Por tal habilidad, Chantico, la diosa del
fuego volcánico, le enviaba valiosos cargamentos de piedras preciosas que tenía
en abundancia en las entrañas de la tierra. A ella le agradaba obsequiar al
dios los metales y las piedras preciosas para que realizara obras de arte.
En este mundo encantado del dios Quetzalcóatl,
alumbraba la estrella de la mañana, iluminándolo todo con una neblina de color
de alba sobre los palacios y jardines.
Un día llegó a visitarlo Camaxtle, dios de la
caza y al verlo, Quetzalcóatl exclamó:
- Hermano, esa piel de tigre que traes al
hombro es hermosa. No cabe duda, eres diestro y capaz, ágil y fuerte cazador.

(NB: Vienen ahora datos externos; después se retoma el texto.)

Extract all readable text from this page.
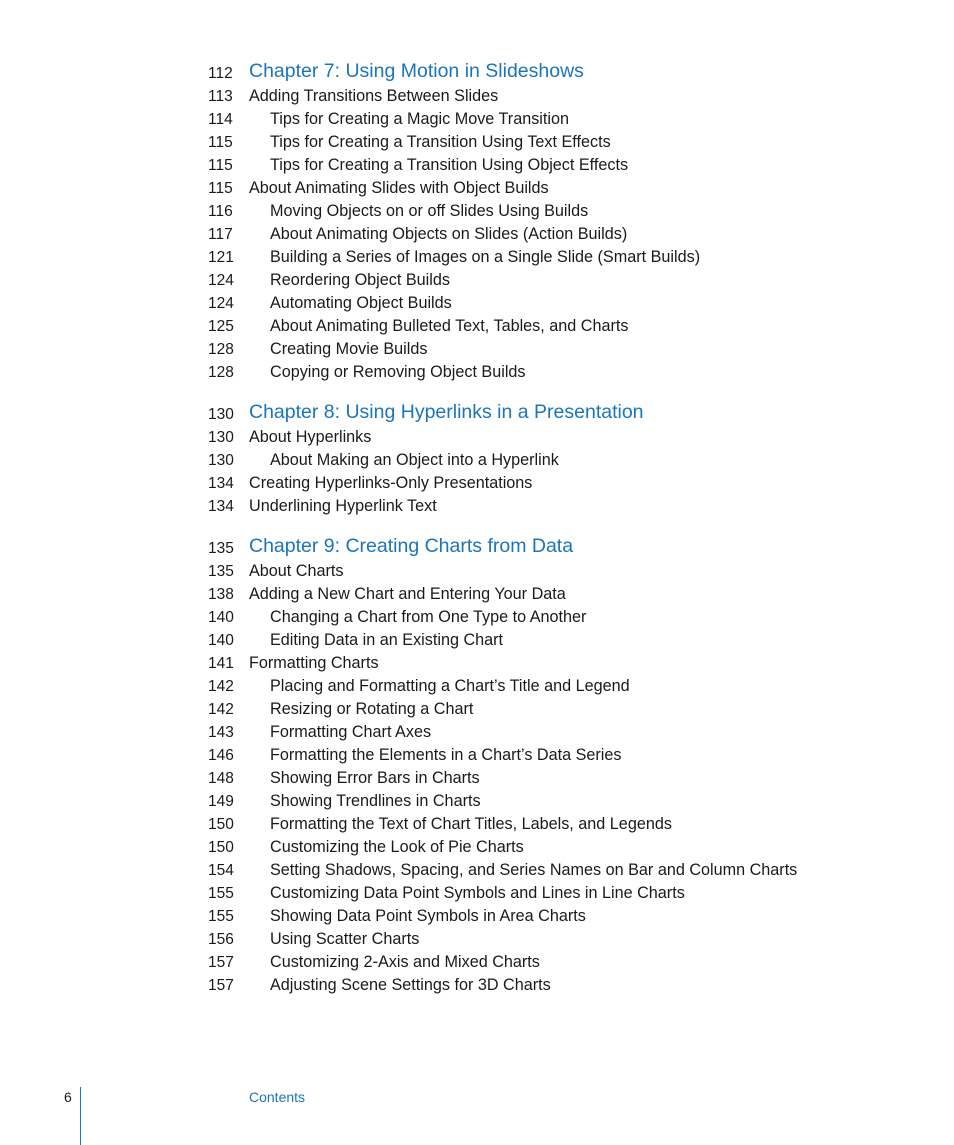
112 Chapter 7: Using Motion in Slideshows
113 Adding Transitions Between Slides
114 Tips for Creating a Magic Move Transition
115 Tips for Creating a Transition Using Text Effects
115 Tips for Creating a Transition Using Object Effects
115 About Animating Slides with Object Builds
116 Moving Objects on or off Slides Using Builds
117 About Animating Objects on Slides (Action Builds)
121 Building a Series of Images on a Single Slide (Smart Builds)
124 Reordering Object Builds
124 Automating Object Builds
125 About Animating Bulleted Text, Tables, and Charts
128 Creating Movie Builds
128 Copying or Removing Object Builds
130 Chapter 8: Using Hyperlinks in a Presentation
130 About Hyperlinks
130 About Making an Object into a Hyperlink
134 Creating Hyperlinks-Only Presentations
134 Underlining Hyperlink Text
135 Chapter 9: Creating Charts from Data
135 About Charts
138 Adding a New Chart and Entering Your Data
140 Changing a Chart from One Type to Another
140 Editing Data in an Existing Chart
141 Formatting Charts
142 Placing and Formatting a Chart’s Title and Legend
142 Resizing or Rotating a Chart
143 Formatting Chart Axes
146 Formatting the Elements in a Chart’s Data Series
148 Showing Error Bars in Charts
149 Showing Trendlines in Charts
150 Formatting the Text of Chart Titles, Labels, and Legends
150 Customizing the Look of Pie Charts
154 Setting Shadows, Spacing, and Series Names on Bar and Column Charts
155 Customizing Data Point Symbols and Lines in Line Charts
155 Showing Data Point Symbols in Area Charts
156 Using Scatter Charts
157 Customizing 2-Axis and Mixed Charts
157 Adjusting Scene Settings for 3D Charts
6	Contents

Y Camaxtle le ofreció la piel para que
Quetzalcóatl, que tenía en la cabeza un penacho de plumas de quetzal, la
adornara con una diadema de tigres y se confeccionara también unas sandalias
como esas que llevaba hasta las rodillas. Y así lo hizo. De lo contento que
estaba, pintó su cara y su cuerpo con rayas negras, se puso un collar con
hermosos corales, una capa de plumas de guacamaya roja que parecían llamas; en
su mano tenía un escudo con una espiral que simbolizaba el viento y en la mano
derecha un blasón con cabeza de serpiente, lleno de piedras preciosas.
Entonces invitó a
Camaxtle a conocer sus jardines. Los dos se dirigieron al lugar encantado y el
dios de la caza estaba ansioso por ver el lugar que tenía fama entre los dioses
de que en él se cultivaban las flores más raras y misteriosas y los pájaros más
hermosos de pluma y canto.
Al estar Camaxtle
frente a ese paraíso, comprendió que sólo Quetzalcóatl podía haber creado un
mundo de tal belleza. Embelesado, admiraba toda la obra de su hermano; y de la
alegría que sentía, lo abrazó.
Cuando Camaxtle
partió, se fue feliz de haber estado en ese lugar todo era belleza y placer.
Al término de ese
paraíso, se extendía un lugar sin murmullos ni pasajes. Era como si misteriosamente
ahí terminará la vida. En ese lugar habitaba un extraño personaje: Molocatxin,
señor del polvo divinizado, él era el pulverizador, era un ayudante de
Quetzalcóatl que también tenía de nombre Ehécatl, dios del viento, y como
promesa de lluvia de agitaba entre las nubes.
Ehécatl era un ser
misterioso que pocos conocían y que barría y limpiaba los campos cuando los
tlaloques anunciaban su llegada.
En el lugar de su
dominio se escuchaban voces apagadas y extrañadas, eran las voces del viento del
señor invisible. Ehécatl tenía el poder del viento que sopla en todas las
direcciones. Si quería, enviaba los vientos suaves a correr por los valles, o
los vientos fríos a soplar por las montañas. Cuando estaba enojado, mandaba
vientos furiosos que algunas veces arrancaban los árboles, movían las piedras y
levantaban grandes olas en el agua.
Este poderoso señor
poseía cuatro casas misteriosas, situadas cada una en los puntos cardinales.
La casa del oriente
era un paraíso, poseía arboledas multicolores y extraordinarios frutos, ahí
estaba el viento que acariciaba las aguas y jugaba con los pájaros. La casa
donde estaban los vientos de Occidente era helada, ahí habitaba el viento más
frío, el que parecía cuchillo que corta las carnes. La casa del norte guardaba
el viento terrible, el que llevaba la muerte y destruía todo a su paso. La
cuarta y última era la del viento del sur, el viento del medio día, viento
furioso que levantaba montañas de agua sobre el mar, viento de las tempestades.
Quetzalcóatl, dios
de la vida, la mañana, la bondad y la creación, se ponía el monstruoso disfraz
de Ehécatl, con el que aparecía desfigurado, desnudo y con una trompa de pico
de pato que utilizaba para soplar.
Así era el dios del
viento, el dios creador que protegía todo lo doble. Quetzalcóatl, la serpiente
emplumada.
Fuentes:
Nélida Galván – Mitología Mexicana para
niños.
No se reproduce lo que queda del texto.